Non-normal data, non-parametric tests for normality, and determination of statistical parameters

#1
Hi,

I have a database with more than 50000 observations. I have applied non-parametric tests to determine the normality of the data but in any case p<0.05, rejecting the null hypothesis of normality (in many cases, graphically, the histograms appear to follow a bimodal distribution). However, to elaborate a table, I don't know if it would be better to determine mean and standard deviation or median and median absolute deviation, since following the Central Limit Theorem (CLT), when the sample is large enough, it can approximate a normal distribution.
Captura de pantalla 2021-04-25 a las 18.57.54.png
Furthermore, for the determination of normality by means of statistical contrasts, since the Shapiro-Wilk test cannot be used due to the large number of observations, would it be better to use the Kolmogorov-Smirnov test or the Anderson-Darling test?

Thanks,

David
 

hlsmith

Less is more. Stay pure. Stay poor.
#2
You need to understand the data generating process. There seems to be two underlying distributions, such as weights of male and female lions. If you don't stratify you end up with a bimodal distribution. Figure out your underlying distributions and the issue can be resolved.
 
#3
You're right, I have decomposed this histogram of temperatures by seasons (the figure I posted shows the distribution of the annual values of temperature). The problem is that I have to determine mean and sd or median and median absolute deviation for this histogram, and I don't know which will be the best option since the CLT affirms that I can assume the normal distribution...
 

Karabiner

TS Contributor
#4
I have to determine mean and sd or median and median absolute deviation for this histogram,
So where's the problem? You can calculate such parammeters regardless of the distribution.
and I don't know which will be the best option since the CLT affirms that I can assume the normal distribution...
You cannot assume normal distribution of data if the data are not normally distributed.
The CLT has nothing to do with this.

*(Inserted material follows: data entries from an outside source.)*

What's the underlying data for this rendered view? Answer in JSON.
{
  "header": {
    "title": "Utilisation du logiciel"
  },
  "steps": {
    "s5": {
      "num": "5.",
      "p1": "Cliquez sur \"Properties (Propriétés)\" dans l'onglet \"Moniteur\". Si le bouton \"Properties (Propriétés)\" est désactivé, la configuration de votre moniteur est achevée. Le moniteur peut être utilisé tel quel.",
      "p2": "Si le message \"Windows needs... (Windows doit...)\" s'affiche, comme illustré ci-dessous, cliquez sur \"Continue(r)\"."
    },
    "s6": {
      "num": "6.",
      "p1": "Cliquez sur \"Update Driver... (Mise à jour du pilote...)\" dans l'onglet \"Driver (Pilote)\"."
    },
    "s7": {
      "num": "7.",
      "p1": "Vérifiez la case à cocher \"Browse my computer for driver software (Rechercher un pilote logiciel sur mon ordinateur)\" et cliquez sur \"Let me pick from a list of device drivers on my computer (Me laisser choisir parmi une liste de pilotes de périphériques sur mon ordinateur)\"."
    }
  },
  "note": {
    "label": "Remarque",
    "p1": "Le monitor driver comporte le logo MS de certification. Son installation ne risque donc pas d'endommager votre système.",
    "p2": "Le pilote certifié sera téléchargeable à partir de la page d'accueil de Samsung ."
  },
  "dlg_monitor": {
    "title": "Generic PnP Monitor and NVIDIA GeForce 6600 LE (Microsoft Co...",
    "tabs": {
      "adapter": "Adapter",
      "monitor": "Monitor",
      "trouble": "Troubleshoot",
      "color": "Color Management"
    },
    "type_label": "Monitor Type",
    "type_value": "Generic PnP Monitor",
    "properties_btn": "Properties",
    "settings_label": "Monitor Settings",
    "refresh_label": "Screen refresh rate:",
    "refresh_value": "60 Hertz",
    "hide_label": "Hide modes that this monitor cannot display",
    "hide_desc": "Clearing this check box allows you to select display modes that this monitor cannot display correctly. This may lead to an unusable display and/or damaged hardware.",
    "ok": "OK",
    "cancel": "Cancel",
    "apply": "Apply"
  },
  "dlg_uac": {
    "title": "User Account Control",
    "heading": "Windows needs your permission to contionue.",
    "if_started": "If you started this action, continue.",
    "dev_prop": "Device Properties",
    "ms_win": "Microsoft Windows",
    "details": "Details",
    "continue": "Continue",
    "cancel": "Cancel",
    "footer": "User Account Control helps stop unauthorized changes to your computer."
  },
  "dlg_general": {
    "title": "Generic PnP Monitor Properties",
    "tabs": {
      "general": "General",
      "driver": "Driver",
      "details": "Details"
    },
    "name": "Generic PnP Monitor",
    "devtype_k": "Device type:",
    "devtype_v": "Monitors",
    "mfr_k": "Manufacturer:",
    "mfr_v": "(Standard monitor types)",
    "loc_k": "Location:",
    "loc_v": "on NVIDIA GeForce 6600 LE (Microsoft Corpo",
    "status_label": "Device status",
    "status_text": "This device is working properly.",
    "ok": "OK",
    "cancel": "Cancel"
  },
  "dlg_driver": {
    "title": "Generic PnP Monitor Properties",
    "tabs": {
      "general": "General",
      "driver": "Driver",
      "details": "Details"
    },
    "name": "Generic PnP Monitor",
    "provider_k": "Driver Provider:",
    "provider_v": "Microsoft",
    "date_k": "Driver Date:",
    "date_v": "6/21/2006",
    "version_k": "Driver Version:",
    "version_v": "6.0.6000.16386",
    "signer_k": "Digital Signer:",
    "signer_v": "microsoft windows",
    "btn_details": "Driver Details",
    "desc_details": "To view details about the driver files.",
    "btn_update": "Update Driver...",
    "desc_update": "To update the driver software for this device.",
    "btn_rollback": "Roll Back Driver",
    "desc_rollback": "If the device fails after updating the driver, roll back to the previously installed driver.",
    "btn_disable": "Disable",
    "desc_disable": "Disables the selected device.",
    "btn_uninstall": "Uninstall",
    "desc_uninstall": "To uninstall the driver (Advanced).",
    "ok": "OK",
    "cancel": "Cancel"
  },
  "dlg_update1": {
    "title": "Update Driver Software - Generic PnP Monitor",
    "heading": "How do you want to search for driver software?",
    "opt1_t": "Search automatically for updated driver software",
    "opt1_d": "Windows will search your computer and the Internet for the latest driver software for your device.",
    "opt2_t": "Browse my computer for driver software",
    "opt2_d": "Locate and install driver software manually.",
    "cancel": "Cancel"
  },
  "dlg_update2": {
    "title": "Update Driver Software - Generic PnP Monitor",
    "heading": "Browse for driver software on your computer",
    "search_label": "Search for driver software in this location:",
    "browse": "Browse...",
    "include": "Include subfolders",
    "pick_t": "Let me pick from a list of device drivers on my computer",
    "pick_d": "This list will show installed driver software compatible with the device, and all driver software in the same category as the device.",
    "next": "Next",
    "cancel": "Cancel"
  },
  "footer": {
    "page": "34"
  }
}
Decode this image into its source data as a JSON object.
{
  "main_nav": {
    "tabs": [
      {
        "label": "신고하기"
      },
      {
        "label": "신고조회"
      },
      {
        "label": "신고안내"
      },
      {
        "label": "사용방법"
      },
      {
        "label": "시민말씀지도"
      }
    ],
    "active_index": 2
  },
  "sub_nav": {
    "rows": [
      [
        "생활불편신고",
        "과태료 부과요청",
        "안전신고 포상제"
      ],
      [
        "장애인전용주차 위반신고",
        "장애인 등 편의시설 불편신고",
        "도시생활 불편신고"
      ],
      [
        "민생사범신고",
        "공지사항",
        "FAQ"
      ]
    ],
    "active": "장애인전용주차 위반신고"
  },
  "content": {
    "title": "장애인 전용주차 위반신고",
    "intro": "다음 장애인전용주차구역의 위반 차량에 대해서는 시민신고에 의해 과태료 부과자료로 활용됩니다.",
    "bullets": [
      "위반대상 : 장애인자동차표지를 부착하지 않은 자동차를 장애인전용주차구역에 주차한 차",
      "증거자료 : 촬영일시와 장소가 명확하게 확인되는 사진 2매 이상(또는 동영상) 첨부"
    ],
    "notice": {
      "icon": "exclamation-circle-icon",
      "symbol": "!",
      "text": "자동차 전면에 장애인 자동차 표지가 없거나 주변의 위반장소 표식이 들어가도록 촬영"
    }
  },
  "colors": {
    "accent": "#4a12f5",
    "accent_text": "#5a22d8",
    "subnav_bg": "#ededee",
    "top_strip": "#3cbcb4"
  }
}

The CLT tells you that for example sample means are
normally distributed if sample size is large enough. But may that is what you wanted to say.

With kind regards

Karabiner
 

hlsmith

Less is more. Stay pure. Stay poor.
#5
@David E.S. why do you "have to" calculate these if they are not informative of the data. If I reviewed these estimates without a visualization of data, I would be totally misled about the data distribution.
 
Last edited:

noetsi

No cake for spunky
#6
QQ plots are better ways to look at distribution anyhow. The test rarely work, or are heavily criticized in any case.